The standard of equity valuation for ARS begins with the outlook for corporate profits, interest rates and inflation rates. While corporate profits will be lower in 2020 than 2019 and might not return to previous highs until sometime in 2022, there is wide dispersion in the outlook for earnings across sectors, industries and individual companies. Therefore, this is an ideal environment for active strategies to outperform passive strategies. Interest rates will likely remain low for an extended period of time as the debt levels around the world will not be able to be serviced at higher interest rate levels without weakening economic activity and thereby putting further downward pressure on deflationary forces. While the economy has been more deflation-prone than inflation-prone for many years, it would not surprise us to see inflation pick up slightly in the coming quarters as supply chain disruptions may cause some transitory pressures.

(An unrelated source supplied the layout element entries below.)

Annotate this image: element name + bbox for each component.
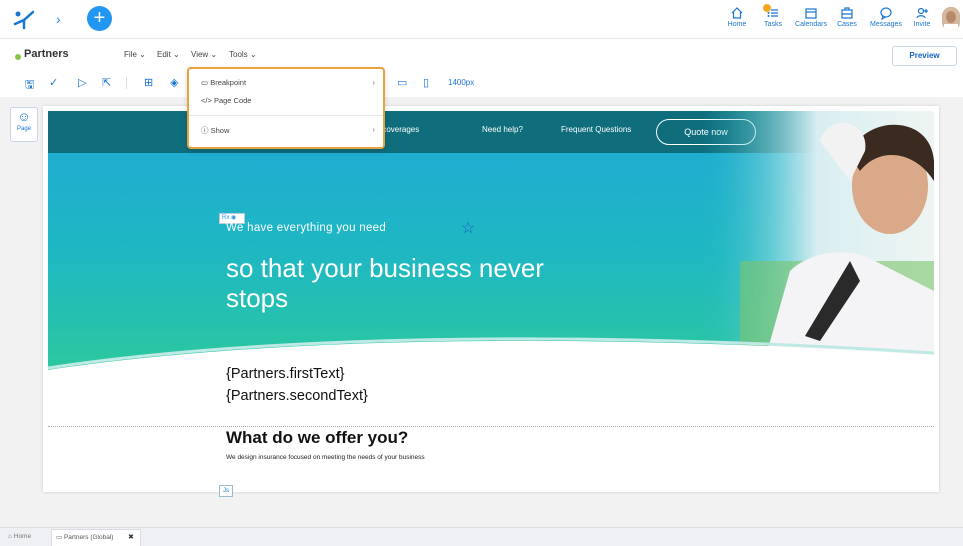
menu-item-breakpoint[interactable]: ▭ Breakpoint: [201, 78, 246, 87]
monitor-icon: ▭: [56, 534, 63, 541]
chevron-right-icon: ›: [372, 125, 375, 134]
first-text: {Partners.firstText}: [226, 366, 345, 382]
home-icon: ⌂: [8, 533, 12, 540]
menu-divider: [189, 115, 383, 116]
home-icon: [731, 7, 743, 19]
home-tab[interactable]: ⌂ Home: [8, 533, 31, 540]
invite-icon: [916, 7, 928, 19]
chevron-down-icon: ⌄: [139, 50, 146, 59]
hero-title: so that your business never stops: [226, 253, 544, 313]
document-menubar: Partners File ⌄ Edit ⌄ View ⌄ Tools ⌄ Pr…: [0, 39, 963, 73]
palette-icon: ☺: [17, 109, 31, 124]
chevron-down-icon: ⌄: [173, 50, 180, 59]
menu-file[interactable]: File ⌄: [124, 50, 146, 59]
eye-icon: ◉: [231, 215, 237, 221]
nav-calendars[interactable]: Calendars: [794, 6, 828, 28]
app-logo-icon[interactable]: [12, 8, 36, 30]
view-dropdown-menu: ▭ Breakpoint › </> Page Code ⓘ Show ›: [187, 67, 385, 149]
js-tag[interactable]: Js: [219, 485, 233, 497]
menu-view[interactable]: View ⌄: [191, 50, 217, 59]
layers-icon[interactable]: ◈: [170, 76, 178, 89]
nav-link-faq[interactable]: Frequent Questions: [561, 125, 631, 134]
notification-badge: [763, 4, 771, 12]
monitor-icon: ▭: [201, 78, 209, 87]
toolbar: 🖫 ✓ ▷ ⇱ ⊞ ◈ ▭ ▯ 1400px: [0, 73, 963, 95]
code-icon: </>: [201, 96, 212, 105]
calendar-icon: [805, 8, 817, 19]
menu-item-page-code[interactable]: </> Page Code: [201, 96, 251, 105]
menu-item-show[interactable]: ⓘ Show: [201, 125, 229, 136]
tablet-icon[interactable]: ▭: [397, 76, 407, 89]
status-dot: [15, 54, 21, 60]
page-title: Partners: [24, 48, 69, 60]
chevron-down-icon: ⌄: [249, 50, 257, 59]
nav-label: Home: [727, 21, 747, 28]
nav-tasks[interactable]: Tasks: [759, 4, 787, 28]
nav-label: Tasks: [764, 21, 782, 28]
nav-home[interactable]: Home: [726, 6, 748, 28]
nav-label: Cases: [837, 21, 857, 28]
nav-label: Invite: [913, 21, 931, 28]
mobile-icon[interactable]: ▯: [423, 76, 429, 89]
export-icon[interactable]: ⇱: [102, 76, 111, 89]
close-icon[interactable]: ✖: [128, 533, 134, 541]
save-icon[interactable]: 🖫: [25, 76, 34, 95]
width-label: 1400px: [448, 78, 475, 87]
nav-cases[interactable]: Cases: [835, 6, 859, 28]
cases-icon: [841, 7, 853, 19]
add-button[interactable]: +: [87, 6, 112, 31]
nav-invite[interactable]: Invite: [911, 6, 933, 28]
nav-link-help[interactable]: Need help?: [482, 125, 523, 134]
section-divider: [48, 426, 934, 427]
check-icon[interactable]: ✓: [49, 76, 58, 89]
nav-label: Messages: [870, 21, 902, 28]
page-button[interactable]: ☺ Page: [10, 107, 38, 142]
menu-tools[interactable]: Tools ⌄: [229, 50, 257, 59]
page-button-label: Page: [16, 126, 31, 132]
offer-title: What do we offer you?: [226, 428, 409, 447]
chevron-right-icon: ›: [372, 78, 375, 87]
info-icon: ⓘ: [201, 126, 209, 135]
hero-wave: [48, 337, 934, 380]
status-bar: ⌂ Home ▭ Partners (Global) ✖: [0, 527, 963, 546]
offer-subtitle: We design insurance focused on meeting t…: [226, 454, 425, 461]
top-bar: › + Home Tasks Calendars Cases Messages …: [0, 0, 963, 39]
nav-label: Calendars: [795, 21, 827, 28]
star-icon[interactable]: ☆: [461, 218, 475, 238]
menu-edit[interactable]: Edit ⌄: [157, 50, 180, 59]
user-avatar[interactable]: [942, 7, 960, 31]
nav-messages[interactable]: Messages: [868, 6, 904, 28]
toolbar-divider: [126, 77, 127, 89]
play-icon[interactable]: ▷: [78, 76, 86, 89]
messages-icon: [880, 7, 892, 20]
chevron-right-icon[interactable]: ›: [56, 11, 61, 27]
chevron-down-icon: ⌄: [210, 50, 218, 59]
second-text: {Partners.secondText}: [226, 388, 368, 404]
hero-subtitle: We have everything you need: [226, 222, 387, 234]
preview-button[interactable]: Preview: [892, 46, 957, 66]
tab-label: ▭ Partners (Global): [56, 534, 114, 541]
components-icon[interactable]: ⊞: [144, 76, 153, 89]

We continue to believe that it is a time to be both cautious and opportunistic. We would remind investors that the sudden decline and rebound in the equity markets reflected the forces described in this Outlook. We continue to favor individual stocks, cash and gold over bonds, and believe that policymakers must continue to provide the necessary support to manage through this COVID-19 period. As we said at the start of the Outlook, crises always benefit some businesses while disadvantaging others, and that is certainly the case at present. The fact is that there are far more people employed than unemployed in the United States today. Clearly, certain industries and their workers, particularly those in the leisure, travel and hospitality, are being severely impacted but these represent a smaller part of the total employment base than those that stand to benefit from the digital transformation that is presently occurring and that lies ahead.

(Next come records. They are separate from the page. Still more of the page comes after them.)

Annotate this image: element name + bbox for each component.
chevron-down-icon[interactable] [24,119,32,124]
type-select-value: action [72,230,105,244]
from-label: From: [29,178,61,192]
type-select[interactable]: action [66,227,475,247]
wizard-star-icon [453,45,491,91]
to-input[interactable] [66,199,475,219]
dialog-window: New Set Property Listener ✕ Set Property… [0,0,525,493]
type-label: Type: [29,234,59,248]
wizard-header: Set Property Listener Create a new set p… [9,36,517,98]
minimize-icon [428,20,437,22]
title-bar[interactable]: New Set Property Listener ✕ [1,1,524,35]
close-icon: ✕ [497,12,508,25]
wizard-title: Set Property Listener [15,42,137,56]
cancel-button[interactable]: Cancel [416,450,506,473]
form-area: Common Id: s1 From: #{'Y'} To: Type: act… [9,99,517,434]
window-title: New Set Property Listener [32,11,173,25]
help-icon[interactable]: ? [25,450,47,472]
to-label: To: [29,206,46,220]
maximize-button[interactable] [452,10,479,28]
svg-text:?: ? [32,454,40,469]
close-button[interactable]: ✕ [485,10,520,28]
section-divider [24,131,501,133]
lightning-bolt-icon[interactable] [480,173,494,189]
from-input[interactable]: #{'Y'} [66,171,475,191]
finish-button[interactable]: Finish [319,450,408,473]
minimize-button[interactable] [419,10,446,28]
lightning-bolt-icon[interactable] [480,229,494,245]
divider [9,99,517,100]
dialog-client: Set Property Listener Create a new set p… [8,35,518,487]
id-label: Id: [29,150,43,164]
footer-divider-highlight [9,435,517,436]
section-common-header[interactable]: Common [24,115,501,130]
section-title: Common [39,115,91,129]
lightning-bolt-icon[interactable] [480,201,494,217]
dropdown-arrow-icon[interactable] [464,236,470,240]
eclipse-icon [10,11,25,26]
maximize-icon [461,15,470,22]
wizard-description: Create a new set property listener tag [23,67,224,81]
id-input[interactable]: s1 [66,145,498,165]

This economic description does not in any way minimize the awful tragedy affecting so many individuals and their families. It is easy and completely understandable to emphasize the challenges present in the global system, but from an investment perspective, one must balance those concerns with today’s opportunities as well as the new opportunities that are in the process of developing. We remain vigilant in identifying those companies that are the beneficiaries while working to avoid those companies that are being negatively impacted. In today’s rapidly changing environment, one must stand ready to seize the opportunities presented, be quick to course- correct as necessary, while remaining grounded in a proven investment process to protect and build capital in this unusual period in history.